Eine Riese oder Holzriese ist eine rutschbahnartige Rinne zum Abtransport geschlagenen Holzes aus steilem Gelände, in der das Holz durch seine Schwerkraft zu Tal gefördert wird. In früheren Zeiten waren Riesen eine wichtige Transportmöglichkeit von großen Holzmengen aus schwer zugänglichem Gelände. Bereits zur Zeit des Königs Nebukadnezar II. im 7. Jahrhundert v. Chr. wurde mit Hilfe von Riesen Zedernholz aus dem Libanon transportiert. Sofern möglich wurde der Holztransport mit den Möglichkeiten der Trift und der Flößerei gekoppelt.[1] Im Idealfall endete die Riese direkt an einem Wasserlauf.

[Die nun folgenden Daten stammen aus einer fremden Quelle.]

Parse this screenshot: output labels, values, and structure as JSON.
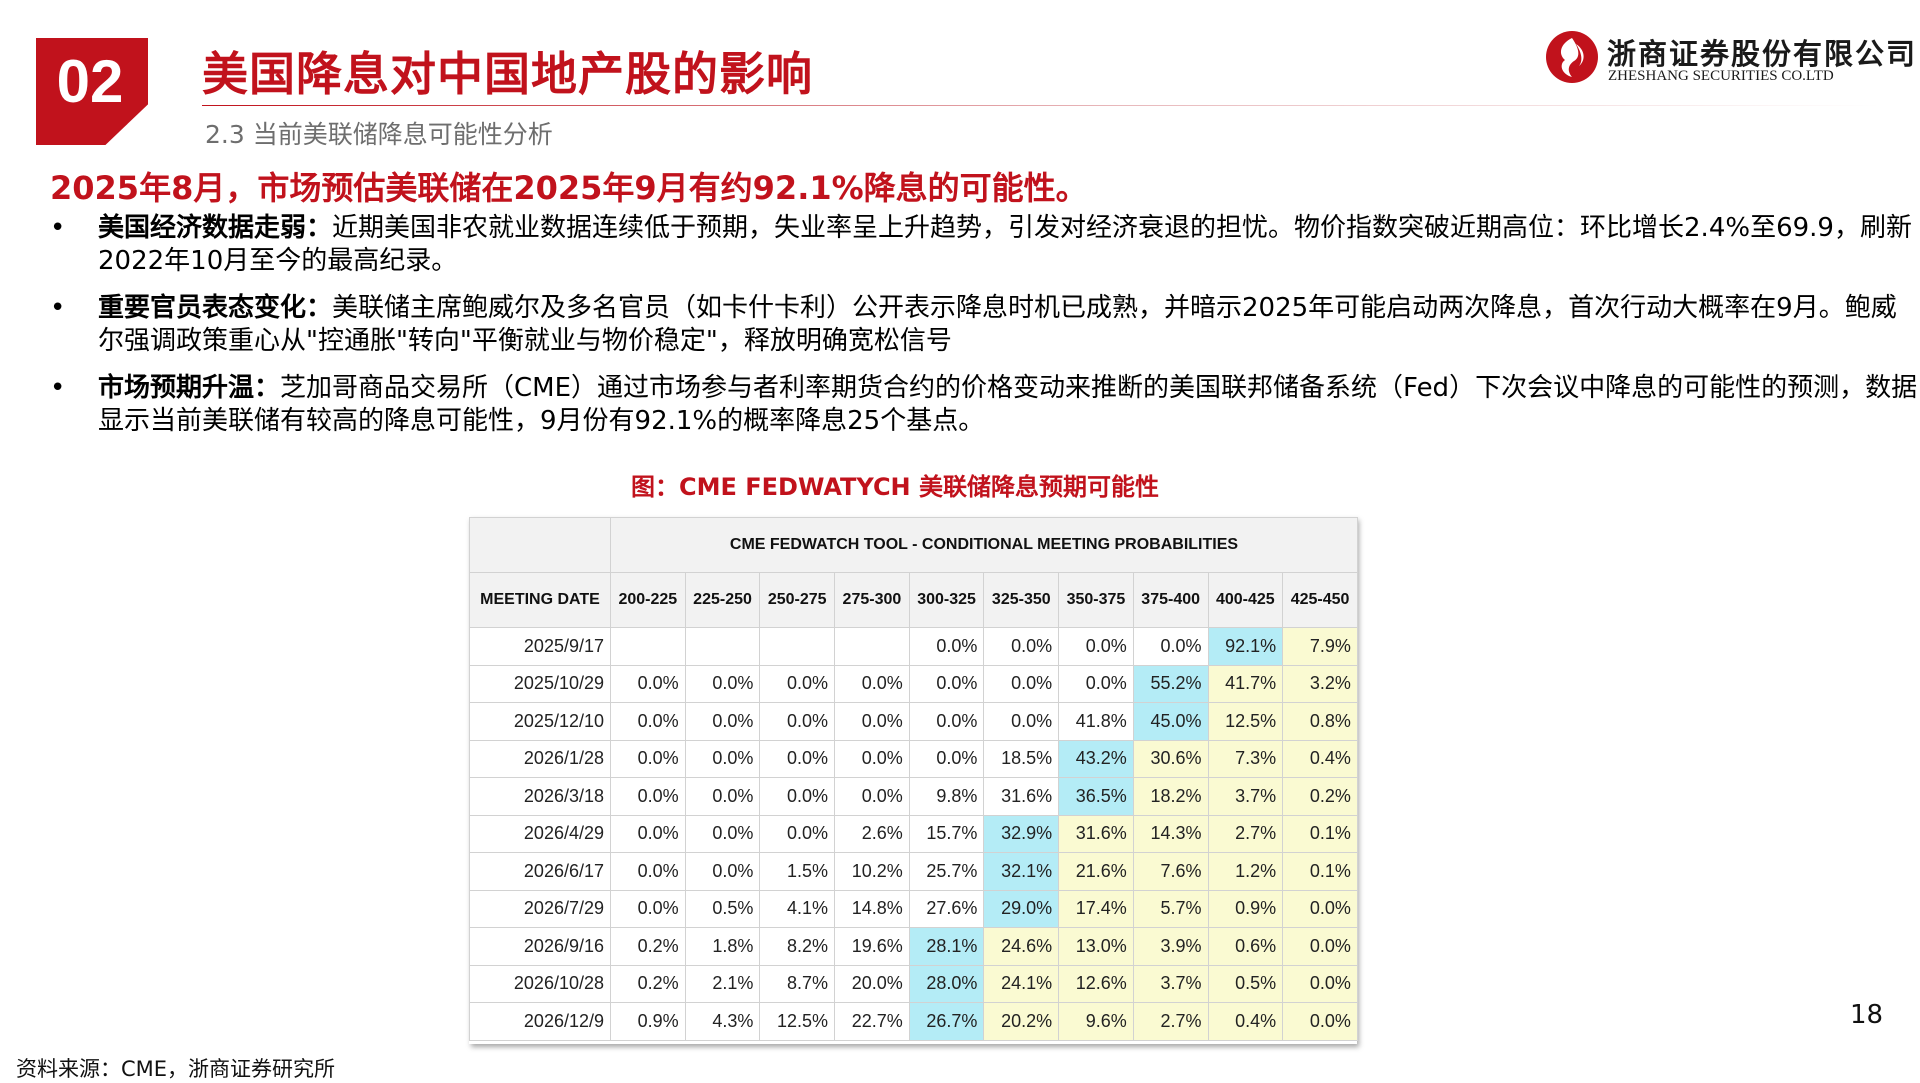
{
  "header": {
    "section_number": "02",
    "title": "美国降息对中国地产股的影响",
    "subtitle": "2.3 当前美联储降息可能性分析",
    "logo_cn": "浙商证券股份有限公司",
    "logo_en": "ZHESHANG SECURITIES CO.LTD",
    "brand_color": "#c1121c"
  },
  "headline": "2025年8月，市场预估美联储在2025年9月有约92.1%降息的可能性。",
  "bullets": [
    {
      "marker": "•",
      "label": "美国经济数据走弱：",
      "text": "近期美国非农就业数据连续低于预期，失业率呈上升趋势，引发对经济衰退的担忧。物价指数突破近期高位：环比增长2.4%至69.9，刷新2022年10月至今的最高纪录。"
    },
    {
      "marker": "•",
      "label": "重要官员表态变化：",
      "text": "美联储主席鲍威尔及多名官员（如卡什卡利）公开表示降息时机已成熟，并暗示2025年可能启动两次降息，首次行动大概率在9月。鲍威尔强调政策重心从\"控通胀\"转向\"平衡就业与物价稳定\"，释放明确宽松信号"
    },
    {
      "marker": "•",
      "label": "市场预期升温：",
      "text": "芝加哥商品交易所（CME）通过市场参与者利率期货合约的价格变动来推断的美国联邦储备系统（Fed）下次会议中降息的可能性的预测，数据显示当前美联储有较高的降息可能性，9月份有92.1%的概率降息25个基点。"
    }
  ],
  "figure": {
    "caption": "图：CME FEDWATYCH 美联储降息预期可能性",
    "table_title": "CME FEDWATCH TOOL - CONDITIONAL MEETING PROBABILITIES",
    "date_header": "MEETING DATE",
    "columns": [
      "200-225",
      "225-250",
      "250-275",
      "275-300",
      "300-325",
      "325-350",
      "350-375",
      "375-400",
      "400-425",
      "425-450"
    ],
    "rows": [
      {
        "date": "2025/9/17",
        "values": [
          "",
          "",
          "",
          "",
          "0.0%",
          "0.0%",
          "0.0%",
          "0.0%",
          "92.1%",
          "7.9%"
        ],
        "highlight": 8
      },
      {
        "date": "2025/10/29",
        "values": [
          "0.0%",
          "0.0%",
          "0.0%",
          "0.0%",
          "0.0%",
          "0.0%",
          "0.0%",
          "55.2%",
          "41.7%",
          "3.2%"
        ],
        "highlight": 7
      },
      {
        "date": "2025/12/10",
        "values": [
          "0.0%",
          "0.0%",
          "0.0%",
          "0.0%",
          "0.0%",
          "0.0%",
          "41.8%",
          "45.0%",
          "12.5%",
          "0.8%"
        ],
        "highlight": 7
      },
      {
        "date": "2026/1/28",
        "values": [
          "0.0%",
          "0.0%",
          "0.0%",
          "0.0%",
          "0.0%",
          "18.5%",
          "43.2%",
          "30.6%",
          "7.3%",
          "0.4%"
        ],
        "highlight": 6
      },
      {
        "date": "2026/3/18",
        "values": [
          "0.0%",
          "0.0%",
          "0.0%",
          "0.0%",
          "9.8%",
          "31.6%",
          "36.5%",
          "18.2%",
          "3.7%",
          "0.2%"
        ],
        "highlight": 6
      },
      {
        "date": "2026/4/29",
        "values": [
          "0.0%",
          "0.0%",
          "0.0%",
          "2.6%",
          "15.7%",
          "32.9%",
          "31.6%",
          "14.3%",
          "2.7%",
          "0.1%"
        ],
        "highlight": 5
      },
      {
        "date": "2026/6/17",
        "values": [
          "0.0%",
          "0.0%",
          "1.5%",
          "10.2%",
          "25.7%",
          "32.1%",
          "21.6%",
          "7.6%",
          "1.2%",
          "0.1%"
        ],
        "highlight": 5
      },
      {
        "date": "2026/7/29",
        "values": [
          "0.0%",
          "0.5%",
          "4.1%",
          "14.8%",
          "27.6%",
          "29.0%",
          "17.4%",
          "5.7%",
          "0.9%",
          "0.0%"
        ],
        "highlight": 5
      },
      {
        "date": "2026/9/16",
        "values": [
          "0.2%",
          "1.8%",
          "8.2%",
          "19.6%",
          "28.1%",
          "24.6%",
          "13.0%",
          "3.9%",
          "0.6%",
          "0.0%"
        ],
        "highlight": 4
      },
      {
        "date": "2026/10/28",
        "values": [
          "0.2%",
          "2.1%",
          "8.7%",
          "20.0%",
          "28.0%",
          "24.1%",
          "12.6%",
          "3.7%",
          "0.5%",
          "0.0%"
        ],
        "highlight": 4
      },
      {
        "date": "2026/12/9",
        "values": [
          "0.9%",
          "4.3%",
          "12.5%",
          "22.7%",
          "26.7%",
          "20.2%",
          "9.6%",
          "2.7%",
          "0.4%",
          "0.0%"
        ],
        "highlight": 4
      }
    ],
    "colors": {
      "highlight": "#b4ecf6",
      "above": "#fafad2",
      "normal": "#ffffff"
    }
  },
  "page_number": "18",
  "source": "资料来源：CME，浙商证券研究所"
}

Die Riesen waren eine technische Weiterentwicklung des „Treibens“, bei dem man Stammholz an Hängen zu Tal rutschen ließ, und der „Loite“ (auch Luite oder Erdgefährte), bei der das Rutschen des Holzes bereits durch technische Maßnahmen verbessert wurde. Mit Aufkommen des mechanisierten Transports, insbesondere durch moderne Seilanlagen und geländegängige Rückefahrzeuge, nahm die Bedeutung dieser Transportform für die Forstwirtschaft ab. Gelegentlich werden in Europa noch Loiten oder Riesen aus Stahlblech, Aluminium oder Kunststoff[2] eingesetzt, die auch in schwierigem Gelände leicht verlegbar sind und Rückeaufgaben auf kurzen Strecken übernehmen.

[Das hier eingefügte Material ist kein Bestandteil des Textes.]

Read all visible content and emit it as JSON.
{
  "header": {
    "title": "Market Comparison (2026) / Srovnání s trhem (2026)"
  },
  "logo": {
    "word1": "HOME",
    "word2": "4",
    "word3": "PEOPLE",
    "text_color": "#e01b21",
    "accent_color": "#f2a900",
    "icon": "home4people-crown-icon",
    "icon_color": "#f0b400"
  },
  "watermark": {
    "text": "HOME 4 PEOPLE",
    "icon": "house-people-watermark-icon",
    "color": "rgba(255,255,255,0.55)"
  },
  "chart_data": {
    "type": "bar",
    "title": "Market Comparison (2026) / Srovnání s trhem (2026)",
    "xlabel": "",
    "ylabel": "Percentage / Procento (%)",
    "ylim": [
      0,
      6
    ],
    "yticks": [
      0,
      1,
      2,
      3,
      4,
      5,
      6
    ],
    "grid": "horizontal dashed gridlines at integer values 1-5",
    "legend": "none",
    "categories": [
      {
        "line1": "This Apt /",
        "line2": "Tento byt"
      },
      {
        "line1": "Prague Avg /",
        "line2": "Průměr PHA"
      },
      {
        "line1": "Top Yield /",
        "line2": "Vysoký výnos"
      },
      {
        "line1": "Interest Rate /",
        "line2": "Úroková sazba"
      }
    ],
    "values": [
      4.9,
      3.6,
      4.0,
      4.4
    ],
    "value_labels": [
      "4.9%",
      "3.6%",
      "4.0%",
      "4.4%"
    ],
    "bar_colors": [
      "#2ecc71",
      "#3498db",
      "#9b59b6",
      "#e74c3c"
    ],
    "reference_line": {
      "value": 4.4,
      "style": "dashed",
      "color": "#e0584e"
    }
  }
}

Dem keltischen Wort RETOS entspricht das mittelhochdeutsche RIS/RISE/RIESE, welches laut Grimm (Deutsches Wörterbuch) „natürliche oder künstliche Fläche an einem Berghang, über die Wasser, Geröll oder Holz herabfällt“. Ein heute noch gebräuchliches Wort ist „rieseln“. Das althochdeutsche Wort dafür war RISAN.[3]

Sowohl die Bezeichnungen als auch die Formen der Riesen waren lokal sehr unterschiedlich. Im Schwarzwald wurde auch der Begriff Riesbahn verwendet, in Württemberg wohl Rutsche (Rutschenfelsen bei Bad Urach). Ortsteile wie Aichhalden-Riesen sind auf die ehemalige Riese am Waldhang zurückzuführen. Andere Bezeichnungen sind auch Husche, Laaße, Ploße oder Swende. Der Name des Riesengebirges wird in manchen Quellen auf diese Konstruktion zurückgeführt.

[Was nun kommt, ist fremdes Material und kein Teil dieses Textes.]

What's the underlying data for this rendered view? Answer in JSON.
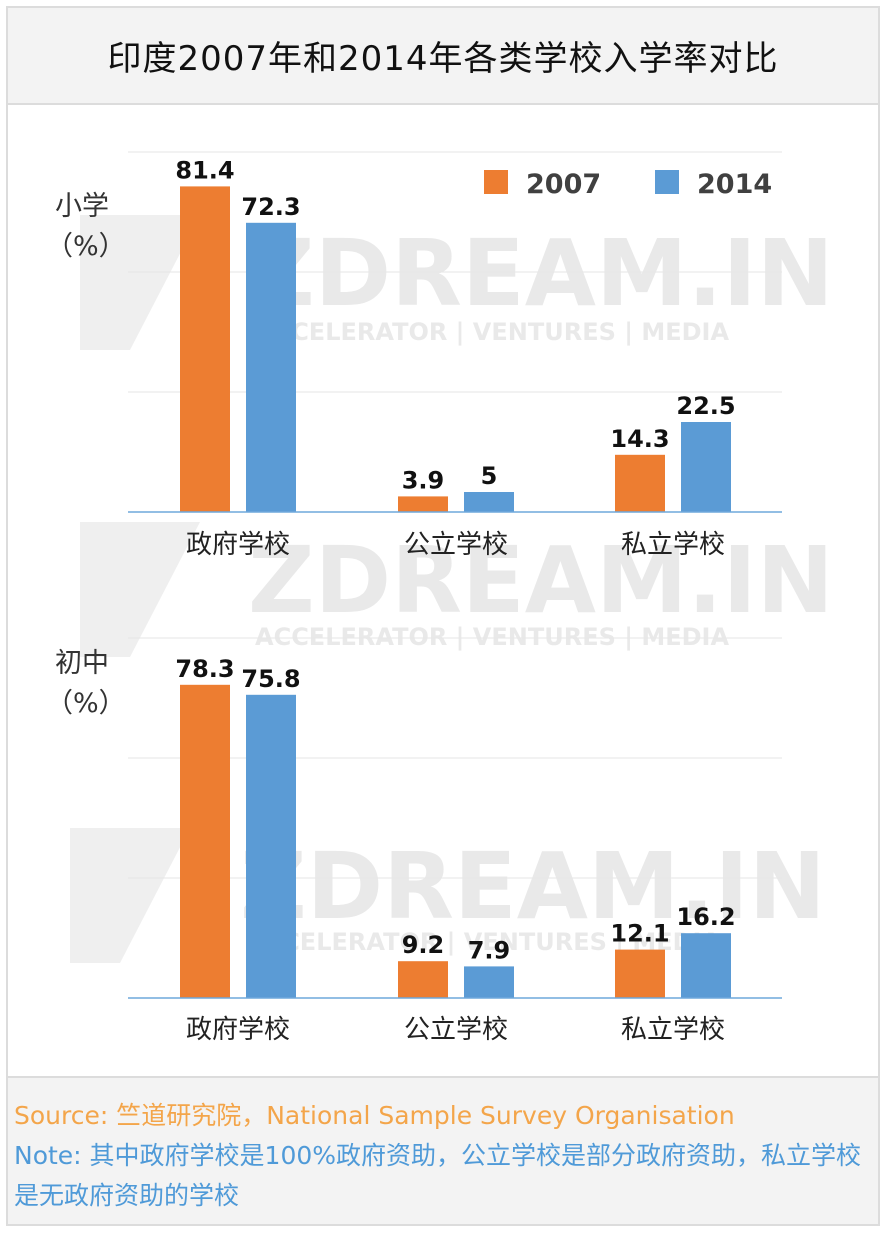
{
  "title": "印度2007年和2014年各类学校入学率对比",
  "chart_data": [
    {
      "type": "bar",
      "ylabel": "小学",
      "ylabel_unit": "（%）",
      "categories": [
        "政府学校",
        "公立学校",
        "私立学校"
      ],
      "series": [
        {
          "name": "2007",
          "values": [
            81.4,
            3.9,
            14.3
          ]
        },
        {
          "name": "2014",
          "values": [
            72.3,
            5,
            22.5
          ]
        }
      ],
      "ylim": [
        0,
        90
      ],
      "grid": true,
      "legend_position": "top-right"
    },
    {
      "type": "bar",
      "ylabel": "初中",
      "ylabel_unit": "（%）",
      "categories": [
        "政府学校",
        "公立学校",
        "私立学校"
      ],
      "series": [
        {
          "name": "2007",
          "values": [
            78.3,
            9.2,
            12.1
          ]
        },
        {
          "name": "2014",
          "values": [
            75.8,
            7.9,
            16.2
          ]
        }
      ],
      "ylim": [
        0,
        90
      ],
      "grid": true,
      "legend_position": "none"
    }
  ],
  "colors": {
    "series_2007": "#ed7d31",
    "series_2014": "#5b9bd5",
    "grid": "#e6e6e6",
    "axis": "#6fa8dc"
  },
  "watermark": {
    "brand": "ZDREAM.IN",
    "tagline": "ACCELERATOR | VENTURES | MEDIA"
  },
  "footer": {
    "source": "Source: 竺道研究院，National Sample Survey Organisation",
    "note": "Note: 其中政府学校是100%政府资助，公立学校是部分政府资助，私立学校是无政府资助的学校"
  }
}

Oberhalb der Keltenstadt Hallein, im Land Salzburg, liegt der Riesenbauer. In den steilen Abhängen des Waldes unterhalb der Ruine Thürndl führen zwei Geländefurchen hinunter in eine Wiesenmulde hinter diesem Bauernhaus. In historischen Schriften ist auch eine Riesenschmiede erwähnt.[4]

Sowohl der der kleine Ort Reisstraße in der Steiermark als auch der Grazer Stadtbezirk Ries haben ihre Namen von ehemaligen Riesen.[5]

Unterries in Vorarlberg bezieht den Namen auf die Holzriese, die hier lange Zeit zum Transport der Baumstämme aus den oben liegenden Wäldern in Verwendung war.[6]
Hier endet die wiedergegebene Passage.